Sibling cards merchants should reference together
| Card | Why pair |
|---|---|
| Late Shipments | The numerator this card splits. |
| On-Time Delivery Rate | The percentage view. |
| SLA Compliance by Warehouse | ShipBob-side detail when warehouse-share is dominant. |
| OTD by Route | DPDLocal-side detail when carrier-share is dominant. |
| Exception Reasons | The reason mix on each leg. |
Reconciling against the vendor’s own dashboard
Where to look in DPDLocal’s dashboard: DPDLocal does not produce this attribution split natively, the carrier only sees its own leg. The 3PL produces its own SLA report (ShipBob Merchant Portal → Performance) which shows the warehouse leg. This Vortex IQ card is the only join. Why your manual calc may differ:| Reason | Direction | Why |
|---|---|---|
| Timestamp granularity | Either | ShipBob’s warehouse_dispatch event is at the minute; DPDLocal’s firstScan is at depot scan-in (typically 15 to 60 minutes after handoff). Edge cases at the leg boundary may misattribute by 1 to 2 hours. |
| Multi-leg journeys | Either | Hub-and-spoke routes with intermediate depot transfers count as one carrier leg in this card; if a delay was at the hub specifically, the card cannot break it out further. |
| Card | Expected relationship |
|---|---|
| SLA Compliance by Warehouse | The warehouse-side “ground truth”; should reconcile with the warehouse-share of late shipments here. |
Known limitations / merchant FAQs
The card disappeared. Why? Theonly_when: has_shipbob_sibling condition went false, ShipBob (or the equivalent 3PL connector) was disconnected or its data flow stalled. Re-check the ShipBob connector health.
My 3PL is not ShipBob. Will the card still work?
Currently the join is hard-coded to ShipBob. The card framework supports any 3PL with dispatch timestamps; adding Veeqo, Mintsoft, ShipHero, or in-house WMS support is a connector roadmap item. If the merchant has a custom WMS export, manual import via the connector field-mapper can populate the equivalent dispatch timestamp.
Carrier-share is at 70% but my account team says they hit 99% transit time. Who’s right?

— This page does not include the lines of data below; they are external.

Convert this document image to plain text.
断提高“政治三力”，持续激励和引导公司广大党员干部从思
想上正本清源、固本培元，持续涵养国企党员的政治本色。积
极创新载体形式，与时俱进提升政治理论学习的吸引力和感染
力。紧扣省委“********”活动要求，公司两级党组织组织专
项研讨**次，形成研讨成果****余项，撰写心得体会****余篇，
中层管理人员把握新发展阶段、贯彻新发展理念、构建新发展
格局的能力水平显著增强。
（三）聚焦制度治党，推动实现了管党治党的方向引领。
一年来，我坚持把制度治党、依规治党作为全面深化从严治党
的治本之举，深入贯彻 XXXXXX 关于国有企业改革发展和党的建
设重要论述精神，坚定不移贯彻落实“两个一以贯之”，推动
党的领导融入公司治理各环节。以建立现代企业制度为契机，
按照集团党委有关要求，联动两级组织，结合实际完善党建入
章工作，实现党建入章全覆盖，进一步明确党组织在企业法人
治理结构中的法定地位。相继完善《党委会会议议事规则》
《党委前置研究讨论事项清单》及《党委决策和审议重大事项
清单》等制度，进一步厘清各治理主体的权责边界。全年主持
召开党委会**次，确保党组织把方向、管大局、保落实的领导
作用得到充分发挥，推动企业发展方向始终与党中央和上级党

Both can be right. DPDLocal’s “transit time” report measures depot-to-delivery; this card measures handoff-to-delivery. The gap is the depot-receive-to-depot-out leg, which DPD often does not surface in their report but counts in this card. Show your account team the dispatch_to_delivery_hrs distribution to ground the conversation.
What if the warehouse is fast but the carrier still hits the SLA, does this card still flag warehouse-share?
No. The card only attributes when the parcel is late overall. A fast warehouse + slow carrier that still meets the customer-promise contributes nothing to either share.
Should I switch carriers if carrier-share is high?
Maybe, after evaluating. Three steps. (1) Check whether the carrier-share is concentrated in specific UK postcode areas using OTD by Route; a regional fix may be faster. (2) Renegotiate before switching, the carrier has commercial leverage when you have evidence. (3) If switching is the decision, run a 4-week parallel test on a subset of postcodes to validate the new carrier on your specific route mix before full migration.